A retired Army Lt. Colonel and state police district commander, White now lectures at IU's School of Environmental and Public Affairs.

"There is a place for military equipment and you have to determine where it is useful and where it is not useful," he explained.

As hundreds of police departments snap up surplus military vehicles and other equipment, it is a decision more police chiefs have to make.

The Lawrence Police Department has a new-looking, but used Army transport vehicle.



"I think public safety," said Capt. Gary Woodruff.

The massive and heavily-armored truck for its SWAT team. The Army used it to keep troops inside safe from live fire and roadside bombs. Buying a vehicle built specifically for police, Lawrence police officials figure would cost about $300,000.

"We don't have that kind of money," Woodruff said.

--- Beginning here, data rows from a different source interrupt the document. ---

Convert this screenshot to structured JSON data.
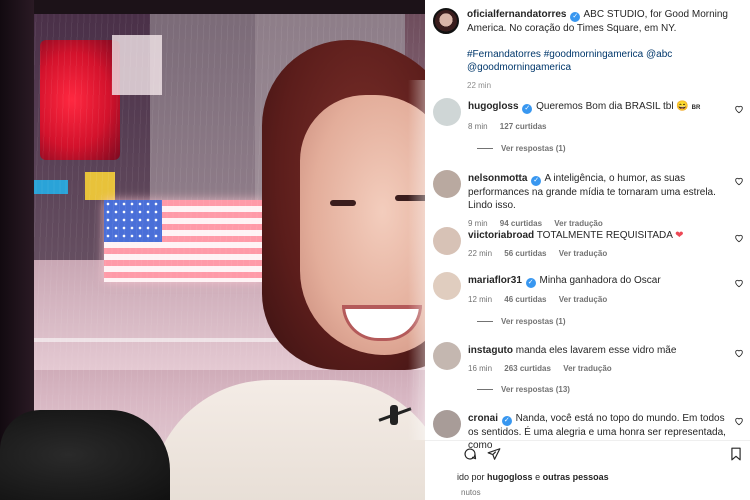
{
  "post": {
    "username": "oficialfernandatorres",
    "caption": "ABC STUDIO, for Good Morning America. No coração do Times Square, em NY.",
    "hashtags": "#Fernandatorres #goodmorningamerica @abc @goodmorningamerica",
    "time": "22 min"
  },
  "comments": [
    {
      "username": "hugogloss",
      "verified": true,
      "text": "Queremos Bom dia BRASIL tbl 😄",
      "suffix": "BR",
      "time": "8 min",
      "likes": "127 curtidas",
      "translate": "",
      "replies": "Ver respostas (1)"
    },
    {
      "username": "nelsonmotta",
      "verified": true,
      "text": "A inteligência, o humor, as suas performances na grande mídia te tornaram uma estrela. Lindo isso.",
      "time": "9 min",
      "likes": "94 curtidas",
      "translate": "Ver tradução",
      "replies": ""
    },
    {
      "username": "viictoriabroad",
      "verified": false,
      "text": "TOTALMENTE REQUISITADA",
      "heart": "❤",
      "time": "22 min",
      "likes": "56 curtidas",
      "translate": "Ver tradução",
      "replies": ""
    },
    {
      "username": "mariaflor31",
      "verified": true,
      "text": "Minha ganhadora do Oscar",
      "time": "12 min",
      "likes": "46 curtidas",
      "translate": "Ver tradução",
      "replies": "Ver respostas (1)"
    },
    {
      "username": "instaguto",
      "verified": false,
      "text": "manda eles lavarem esse vidro mãe",
      "time": "16 min",
      "likes": "263 curtidas",
      "translate": "Ver tradução",
      "replies": "Ver respostas (13)"
    },
    {
      "username": "cronai",
      "verified": true,
      "text": "Nanda, você está no topo do mundo. Em todos os sentidos. É uma alegria e uma honra ser representada, como",
      "time": "",
      "likes": "",
      "translate": "",
      "replies": ""
    }
  ],
  "footer": {
    "likes_prefix": "ido por",
    "likes_user": "hugogloss",
    "likes_joiner": "e",
    "likes_others": "outras pessoas",
    "time": "nutos"
  },
  "icons": {
    "verified": "verified-badge-icon",
    "like": "heart-outline-icon",
    "comment": "comment-icon",
    "share": "paper-plane-icon",
    "save": "bookmark-icon"
  },
  "colors": {
    "verified_blue": "#3897f0",
    "link_blue": "#00376b",
    "muted": "#737373",
    "heart_red": "#ed4956"
  }
}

For $6,200, Lawrence has a vehicle that is both intimidating and - police say - necessary, to protect officers and civilians.

"It won't be used for patrolling. It won't be used for driving down the street," Woodruff explained. "This is purposed strictly for the worst of the worst, when lives are literally on the line."

Woodruff wouldn't discuss the events in Missouri, but it's clear others are.

"I've talked to folks around the country," White said. "Everybody is learning from what is happening in Ferguson. There isn't any question about that."

The government's Law Enforcement Support Office says it has distributed over $5 billion of military equipment to police departments. Weapons account for only five percent of that total. Tactical vehicles, like the ones raising concerns, contribute less than one percent, but that small number appears to be making a big impression.